Now add something else to the mix: if the Nets renounce all cap holds they would have only have nine players under contract on July 1: the seven players listed above and the two rookies. The NBA's collective bargaining agreement requires that teams have 12 players count against your salary. So you have to add three players, at the veterans minimum, to the calculation. Three times $473,604=$1,420,812.

At the end of the day the more realistic salary number for the Nets is $28,733,840. That counts the seven players already under contract, the two first round picks and the three minimum salary placeholders.

The Knicks will have a total of $32,877,849 committed: the six players on their current roster, which includes $18,160,663 in player options for Curry and Jeffries as well as the rookie contracts of Wilson Chandler, Danilo Gallinari, Jordan Hill and Toney, Douglas, plus cap holds for David Lee and Nate Robinson and those minimum salary placeholders. The Knicks have no first round picks in next year’s draft, having traded theirs in the Stephon Marbury deal four years ago. It is currently held by the Jazz.

Both teams also have second round picks, but players taken in the second round do not get guaranteed deals of any kind. The two teams could also take an international player in the second round—there are two CSKA Moscow players currently projected as second round picks.

Moreover, the Knicks have several players whose expiring contracts they might need to extend to be attractive to free agents—David Lee, and maybe Al Harrington and Nate Robinson. All have professed undying love for New York. The Nets might want to keep Jarvis Hayes and either Rafer Alston or Keyon Dooling, but those three are not critical to attract free agents.

So bottom line, lets assume three different scenarios, with a cap of $63 million, one of $53.6 million and a draconian one at $50 million.

In the first scenario, the Nets would have $34,266,160 to spend on six players. That scenario is highly unlikely.

In the second, by far the most realistic, the Nets would have $24,866,160 million.

In the third, the worst case, the Nets would have $21,266,160. Like the first scenario, that too is unlikely.

In each case, the Knicks would have a little less…again if nothing changes. In the most likely scenario, with the salary cap set at $53.6 million, New York would be $23,422,151 under the cap. In the most draconian case, with the cap at $50 million, the Knicks would be less than $20 million under the cap.

Who else has a shot? The team with Dwyane Wade and sunny weather: the Heat. Miami would be $18,529,035 under the cap, if it's set at $53.6 million. A bit behind but clearly with enough room to land a big free agent: the Thunder, expected to be about $14.8 million and the Timberwolves, with $14.4 million.

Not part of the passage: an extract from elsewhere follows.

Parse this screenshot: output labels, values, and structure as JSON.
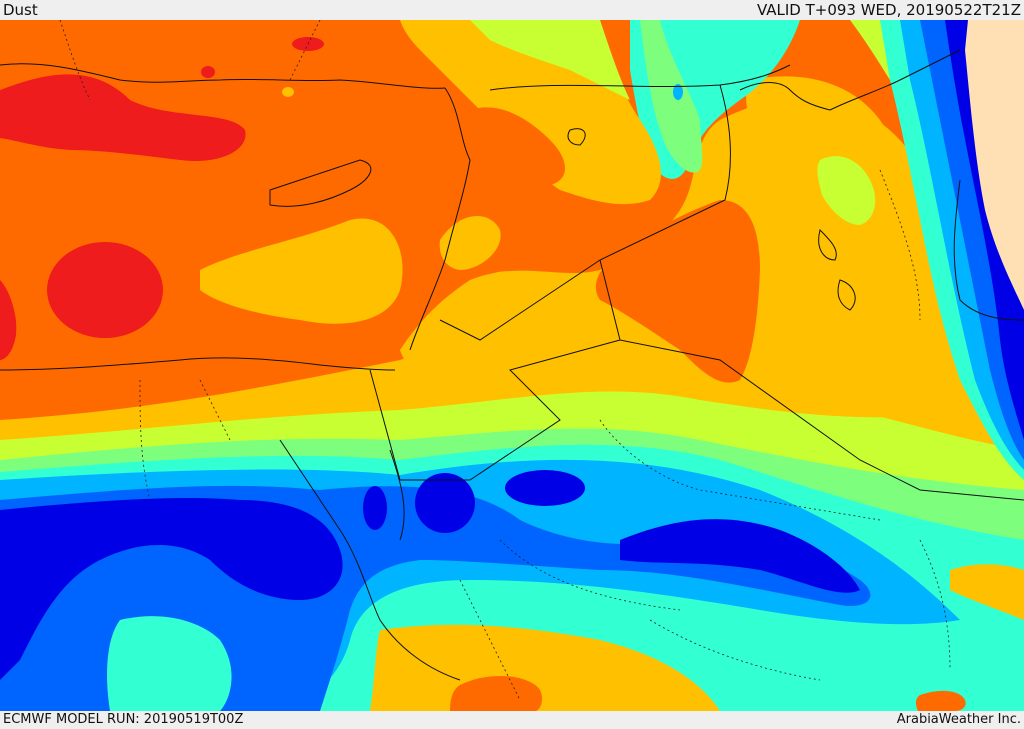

Filling out the roster will also be easier for the Nets than the Knicks. The Nets would have more players already in the fold.

Moreover, which group of players gets a free agent more excited—Devin Harris, Brook Lopez, Courtney Lee, Terrence Williams and two picks or Eddy Curry, Jared Jeffries, Danilo Gallinari, Wilson Chandler, Jordan Hill and only the possibility of David Lee and Nate Robinson returning?

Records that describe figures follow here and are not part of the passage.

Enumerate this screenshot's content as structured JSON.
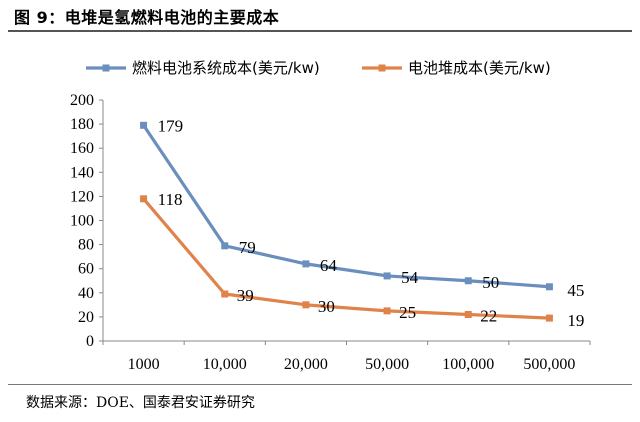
{
  "figure": {
    "title": "图 9：电堆是氢燃料电池的主要成本",
    "source": "数据来源：DOE、国泰君安证券研究"
  },
  "chart_data": {
    "type": "line",
    "categories": [
      "1000",
      "10,000",
      "20,000",
      "50,000",
      "100,000",
      "500,000"
    ],
    "series": [
      {
        "name": "燃料电池系统成本(美元/kw)",
        "values": [
          179,
          79,
          64,
          54,
          50,
          45
        ],
        "color": "#6a8fbf"
      },
      {
        "name": "电池堆成本(美元/kw)",
        "values": [
          118,
          39,
          30,
          25,
          22,
          19
        ],
        "color": "#e0834a"
      }
    ],
    "ylim": [
      0,
      200
    ],
    "yticks": [
      "0",
      "20",
      "40",
      "60",
      "80",
      "100",
      "120",
      "140",
      "160",
      "180",
      "200"
    ],
    "grid": false,
    "legend": "top"
  }
}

Of course, things can change. The Nets’ Brooklyn plans could fall through. Mikhail Prokhorov could decide to focus on gold and forget becoming the gold standard for NBA owners. The Knicks could find a suitor for Eddy Curry or Jared Jeffries that would get them an expiring contract—the former seems impossible, the latter plausible if Jeffries looks as good as he did against the Nets. Overall, we like our chances.

Overall, though, we like our chances. As Bill Simmons wrote this week:

This completely changes the landscape of the LeBron [James] Sweepstakes. Before, the Clippers and Zombie Sonics were the best basketball situations for him (no way for both); the Lakers were out; the Bulls seemed far-fetched; and the Knicks are such a mess that adding LeBron would have been like reliving Gretzky and the Kings all over again. But Russian Mark Cuban’s deep pockets coupled with Brooklyn and a decent young Nets roster? Intriguing!